Chris Hayes of MSNBC has declared Pope Francis "the best pope ever."
Hayes anchors an evening current affairs program on MSNBC called "All In with Chris Hayes." He apparently was raised Catholic but stopped going to church in college. He did not say he was returning to church next week, but he did say he thought the pope was awesome.
Hayes is a progressive who believes in same-sex marriage and women in the priesthood, and he is pro choice. While he does not expect the church to change positions on these issues, he is excited about the openness and warmth characteristic of this new pope. The simplicity and genuineness of Francis have struck a chord with him.
I'm pretty sure Hayes is not alone in his response to this pope, who has only been in office for six months. Catholics and non-Catholics all over the world have been struck by the uniqueness of Pope Francis. He has demonstrated that it is by the way we live in the world that we best touch the hearts of others. He has yet to change anything in the church, yet he has changed everything.

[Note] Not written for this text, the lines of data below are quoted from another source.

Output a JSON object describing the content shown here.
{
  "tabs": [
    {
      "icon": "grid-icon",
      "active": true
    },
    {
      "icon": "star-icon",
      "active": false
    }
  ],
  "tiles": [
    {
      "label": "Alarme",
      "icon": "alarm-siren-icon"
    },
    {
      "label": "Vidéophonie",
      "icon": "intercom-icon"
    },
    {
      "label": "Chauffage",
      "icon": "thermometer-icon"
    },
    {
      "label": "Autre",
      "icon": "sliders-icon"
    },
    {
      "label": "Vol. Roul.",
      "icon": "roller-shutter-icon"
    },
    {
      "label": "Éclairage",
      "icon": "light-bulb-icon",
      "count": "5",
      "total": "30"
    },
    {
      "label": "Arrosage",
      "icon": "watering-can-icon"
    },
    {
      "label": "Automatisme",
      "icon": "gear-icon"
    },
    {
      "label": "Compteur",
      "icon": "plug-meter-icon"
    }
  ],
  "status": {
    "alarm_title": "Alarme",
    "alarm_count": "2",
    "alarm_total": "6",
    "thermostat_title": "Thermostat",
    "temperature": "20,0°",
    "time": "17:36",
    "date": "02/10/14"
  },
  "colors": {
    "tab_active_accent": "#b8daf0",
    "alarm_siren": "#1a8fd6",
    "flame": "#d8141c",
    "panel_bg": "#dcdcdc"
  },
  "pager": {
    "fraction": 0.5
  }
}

He has reminded us that the church is meant to be a loving, caring, compassionate institution. He has shown us that as Christians we are meant to be less eager to judge and condemn and more ready to love and understand. If that mood can be sustained and expanded throughout every corner of the church universal, what an enormous and profound change that would be.
I'm not sure I'm ready to declare Francis the best pope ever. I'm still partial to John XXIII, but Francis has brought back the spirit of that time. John XXIII began the journey, but maybe Francis can move it toward the finish line. Who knows where the Spirit will lead us now?
I do think one thing may be different that could make this new movement more permanent. The Second Vatican Council was about making specific changes many of us believed were appropriate and necessary. The aftermath involved disagreements and conflicts. Conflict developed over what constituted good or bad change. Often these conflicts involved such weighty issues as whole wheat hosts or liturgical dance. There is plenty of blame to go around for what happened after the council, and conservatives and progressives alike need to share the blame.
This time around, the focus is not so much on change except for that internal change of heart. Pope Francis has rightly put the focus on what it means to be a Christian and how we are meant to treat one another. The focus is on being the kind of person and church all of us know we are meant to be. All Christians, left, right and center, can buy in to such a reform. That should give the work of Pope Francis staying power, no matter who the next pope may be. The result is likely to be that authentic and lasting change will follow as appropriate.
If Francis is able in this way to bring a new and better church into being, maybe he will become the best pope ever. He certainly is already awesome.